It is possible that when your DD spoke with the teacher he/she didn't realise how much it had been happening.
Give the teacher a chance to sort it out...and then if it is still happening, then speak with the principal.
07-03-2014 09:06 #4
07-03-2014 09:06 #5
The problem is, last month there was an issue where a different kid who is very competitive was insisting on being first in the line up, and he was pushing dd6 around if she was first. She spoke to the teacher who didn't give much help, didn't take dd6 seriously and told her to shake it off. Dd6 actually got pushed into the ground twice. I spoke to the teacher three times about it. Eventually dd6 told me that the teacher said that star of the week has to stand at the front of the line. And that the pushy kid was put on the naughty mat and threatened with being sent to the principal. But the teacher didn't speak to me about it at all.
Last year their prep teacher was wonderful, looked after them really well and supported them heaps in the playground. This year - nothing. I have no faith in that teacher at all. And now neither does dd6.
Last edited by Gothel; 07-03-2014 at 09:08.
07-03-2014 09:10 #6
07-03-2014 09:10 #7
Last edited by Gothel; 07-03-2014 at 09:13.
07-03-2014 09:20 #8
I would document the different occasions.
It is quite normal for classes to have "leaders" for the week, but it doesn't excuse children from pushing other children around - the teacher should have made it clear to your DD that there were leaders but also given the other child consequences for poor behaviour.
Year 1 and 2 girls are notorious for being a little difficult at times in regards to excluding others but again - they should be taught and reinforced that this is not the way it should be. If we had a child excluding others at school they would be excluded from play, not their lunch, but just sitting down outside during play time.
I would do as River Song suggested - talk to the teacher about this first - put your words in writing and keep a copy so that if it isn't followed up you can see the Principal.
It is hard to know the exact circumstances as a parent as we only hear one side - have a chat to the teacher and follow it further if necessary. Sometimes the teacher doesn't know that it's an ongoing thing and other times there is more to the story. Just be careful how you approach it - I've had a couple of parents come in guns blazing only to walk home with their tail between their legs highly embarrassed after finding out the whole truth. On the other hand though, I really appreciated calm parents informing me of something that I was unaware was happening (usually due to the children playing in a different playground to where you are rostered) and was more than happy to follow it up as I think this behaviour is completely unacceptable at school...or anywhere!
07-03-2014 09:25 #9
Id speak to the teacher and explain the situation and ask her what will be done. Also ask about the schools bullying policy as what the other girl is doing should be classed as bullying and dealt with accordingly
07-03-2014 10:25 #10Senior Member
- Join Date
- Feb 2006
Argh, this is the story of my DD's life. Girls are such little cows. Although my DD's year is apparently one of the b!tchiest the school has ever seen. DD is in year 3 and this 'excluding' nonsense has been going on since kindergarten.

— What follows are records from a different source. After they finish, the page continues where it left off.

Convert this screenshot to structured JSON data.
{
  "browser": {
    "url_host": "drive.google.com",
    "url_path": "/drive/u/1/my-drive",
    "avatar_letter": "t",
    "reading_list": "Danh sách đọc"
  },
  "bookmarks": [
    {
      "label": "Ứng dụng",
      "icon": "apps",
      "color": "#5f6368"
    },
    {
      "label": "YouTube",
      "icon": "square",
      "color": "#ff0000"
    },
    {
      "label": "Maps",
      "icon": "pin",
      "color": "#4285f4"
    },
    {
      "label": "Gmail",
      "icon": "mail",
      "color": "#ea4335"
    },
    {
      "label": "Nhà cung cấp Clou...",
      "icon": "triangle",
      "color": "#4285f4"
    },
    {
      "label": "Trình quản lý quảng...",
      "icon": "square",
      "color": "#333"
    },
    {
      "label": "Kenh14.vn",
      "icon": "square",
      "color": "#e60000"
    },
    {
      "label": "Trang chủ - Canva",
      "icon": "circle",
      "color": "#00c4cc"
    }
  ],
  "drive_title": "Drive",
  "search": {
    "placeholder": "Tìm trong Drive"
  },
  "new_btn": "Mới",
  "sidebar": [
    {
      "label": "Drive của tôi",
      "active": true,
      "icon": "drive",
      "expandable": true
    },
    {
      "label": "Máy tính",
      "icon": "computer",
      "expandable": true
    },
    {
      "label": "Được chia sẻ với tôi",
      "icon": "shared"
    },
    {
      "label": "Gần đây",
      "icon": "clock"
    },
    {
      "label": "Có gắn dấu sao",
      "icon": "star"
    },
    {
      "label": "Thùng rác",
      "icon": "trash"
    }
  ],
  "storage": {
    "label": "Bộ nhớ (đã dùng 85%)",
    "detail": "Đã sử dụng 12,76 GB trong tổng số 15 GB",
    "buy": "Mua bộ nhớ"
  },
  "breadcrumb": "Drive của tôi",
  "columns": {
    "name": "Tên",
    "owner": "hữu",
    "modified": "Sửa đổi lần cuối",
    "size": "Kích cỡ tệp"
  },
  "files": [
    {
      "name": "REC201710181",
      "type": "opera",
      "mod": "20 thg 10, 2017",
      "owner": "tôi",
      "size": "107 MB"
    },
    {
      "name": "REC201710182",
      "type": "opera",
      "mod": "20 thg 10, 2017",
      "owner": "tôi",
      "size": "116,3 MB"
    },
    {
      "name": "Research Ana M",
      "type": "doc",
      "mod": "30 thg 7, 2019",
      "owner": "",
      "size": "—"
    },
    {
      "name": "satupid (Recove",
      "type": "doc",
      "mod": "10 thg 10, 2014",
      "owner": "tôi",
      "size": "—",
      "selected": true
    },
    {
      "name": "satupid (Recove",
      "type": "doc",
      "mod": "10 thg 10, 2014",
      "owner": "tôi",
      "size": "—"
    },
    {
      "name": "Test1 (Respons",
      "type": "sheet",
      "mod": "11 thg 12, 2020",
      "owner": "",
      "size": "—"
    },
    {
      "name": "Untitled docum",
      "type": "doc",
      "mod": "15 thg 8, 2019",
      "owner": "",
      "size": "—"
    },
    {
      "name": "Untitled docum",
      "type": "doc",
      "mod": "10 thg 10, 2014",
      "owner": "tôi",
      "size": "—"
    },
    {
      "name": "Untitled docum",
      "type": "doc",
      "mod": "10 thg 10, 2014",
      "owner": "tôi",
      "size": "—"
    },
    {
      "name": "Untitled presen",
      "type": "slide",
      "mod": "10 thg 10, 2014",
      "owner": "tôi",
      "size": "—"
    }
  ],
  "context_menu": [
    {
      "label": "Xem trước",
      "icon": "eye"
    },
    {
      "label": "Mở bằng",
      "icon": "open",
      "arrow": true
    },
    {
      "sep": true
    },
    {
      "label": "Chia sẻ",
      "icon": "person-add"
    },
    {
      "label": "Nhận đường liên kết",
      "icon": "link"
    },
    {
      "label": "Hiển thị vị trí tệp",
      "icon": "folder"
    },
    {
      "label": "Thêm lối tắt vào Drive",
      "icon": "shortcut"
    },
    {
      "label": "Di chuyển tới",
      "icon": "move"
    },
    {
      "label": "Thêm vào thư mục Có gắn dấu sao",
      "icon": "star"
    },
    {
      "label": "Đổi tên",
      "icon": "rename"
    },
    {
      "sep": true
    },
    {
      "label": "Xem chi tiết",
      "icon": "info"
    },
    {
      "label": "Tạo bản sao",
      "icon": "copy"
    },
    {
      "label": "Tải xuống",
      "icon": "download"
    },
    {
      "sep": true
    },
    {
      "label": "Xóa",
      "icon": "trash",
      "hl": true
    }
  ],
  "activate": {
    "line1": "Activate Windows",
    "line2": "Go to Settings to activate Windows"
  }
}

I have spoken to my DD, all the time, about how to deal with it, probably mostly stuff you've said already, but I also tell her that although she really wants to play with the bestie, if the mean girl is always going to be there then she needs to decide whether she can put up with that, or whether she should just go and play with a different group. She usually persists in playing with the bestie though.
She deals with it all quite well, is very diplomatic to mean girls, but does ask for the teacher on duty's help sometimes. They will sometimes help, sometimes do nothing.
If she complains to me too much about it, I will speak to the class teacher. These girls have had *many* meetings in the past about behaviour.
This year, I think it's only a 3-6 thing, they do 'restorative circles' at least every week, with the class or just with a group of kids. It's kind of like mediation, where each kid has a chance to speak up about what's bothering them and they try and come to a solution. My kids love them and say they work very well. Maybe you could ask the school if they do anything like that? Although as I said I think it's for older primary.
Good luck. I find it all very frustrating to listen to as a parent, but I just don't think there's much you can do, even if the teachers are strict on it, it only takes one little snide comment to cause more tension and upset.